With David’s songs, a God who is invisible
shows the shape he can take in the human heart. The One
whose story of redemption from sin seems abstract compared to
the Baals’ earthy guarantees of procreation and harvest becomes
more accessible. It soon becomes apparent that Israel’s whole
faith venture will take on a new flavor in the way that David has
bared his soul before God through his psalms. His songs become
the impetus for a generations-long project: hymn writers and
collectors embody Israel’s story and emotional life in the book
of Psalms.
Once the Israelites build the temple, God’s glory cloud shows
up as though in answer to the people’s chorus and orchestra. In
war, Judah sends a choir before, or rather instead of, the army,
singing, “Give thanks to the Lord, for His lovingkindness is everlasting!”

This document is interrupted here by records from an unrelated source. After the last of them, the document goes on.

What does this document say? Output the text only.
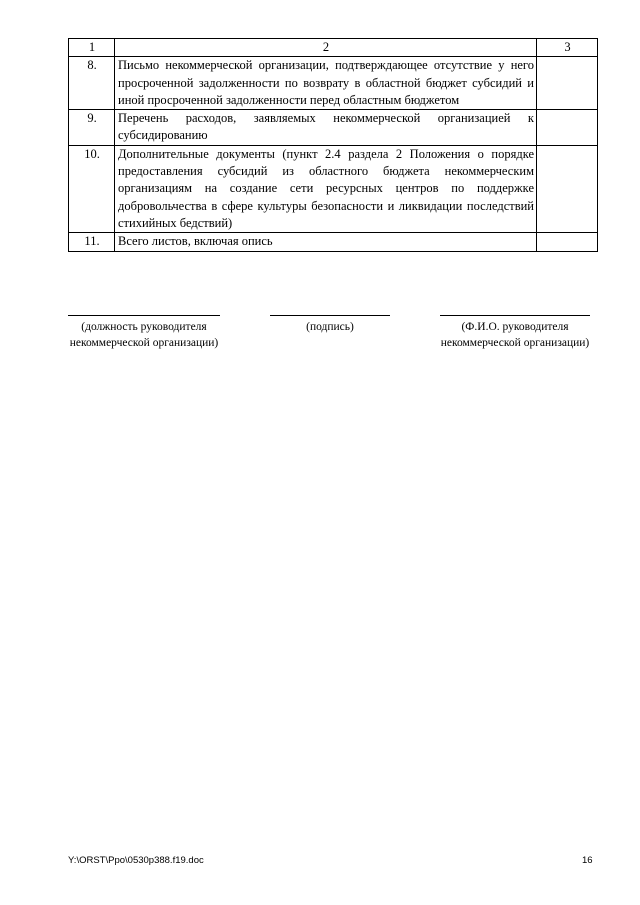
1	2	3
8.	Письмо некоммерческой организации, подтверждающее отсутствие у него просроченной задолженности по возврату в областной бюджет субсидий и иной просроченной задолженности перед областным бюджетом	
9.	Перечень расходов, заявляемых некоммерческой организацией к субсидированию	
10.	Дополнительные документы (пункт 2.4 раздела 2 Положения о порядке предоставления субсидий из областного бюджета некоммерческим организациям на создание сети ресурсных центров по поддержке добровольчества в сфере культуры безопасности и ликвидации последствий стихийных бедствий)	
11.	Всего листов, включая опись	
(должность руководителя некоммерческой организации)
(подпись)	(Ф.И.О. руководителя некоммерческой организации)
Y:\ORST\Ppo\0530p388.f19.doc	16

Increasingly, the prophets of the Old Covenant point
to a future in which a new and final exodus will call forth “a new
song” of deliverance and victory. As a result, in the latter stages
of Old Testament revelation, God himself claims to be the prime
Singer, exulting in his joyful victory over his people’s enemies and
quieting them in his love.
Singing continues in the New Testament. Mary’s Magnificat
sounds the overture of the New Song Symphony to the God who
keeps covenant with his people and extends his mercy to the nations.
Jesus maintains that while John the Baptist came to teach
a dirge of judgment, by contrast he (Jesus) came to lead a dance
of joy. Accordingly, the Gospel writers lace their teachings about
who Jesus is with lines from Israel’s songbook. On his way to his
arrest, Jesus pauses to sing a hymn with his disciples.
In the first of many trips to prison for telling of Jesus’s death
and resurrection, the apostle Paul sings hymns. Paul tells Christians
to fill their time together with song. In fact, his letters are so
laced with poetry, scholars are still trying to figure out whether
he composed hymns himself or whether he was so filled with
his churches’ worship that their songs thrust their way into his
writing.
In the book of Revelation, the apostle John sees the worship
that is going on in heaven. Accordingly, he challenges churches
on the earth, struggling as they are with persecution from without
and faithlessness from within, to take their bearings from
heaven’s worship, and especially from songs that trumpet the
triumph of the Lion/Lamb (Revelation 5). In anticipation of the
sweet resolution of a new heaven and a new earth, John climaxes
his book with a fourfold “Hallelujah Chorus” in triple forte at the
wedding feast of the Lamb (Rev. 21:1–2; 19:1–10).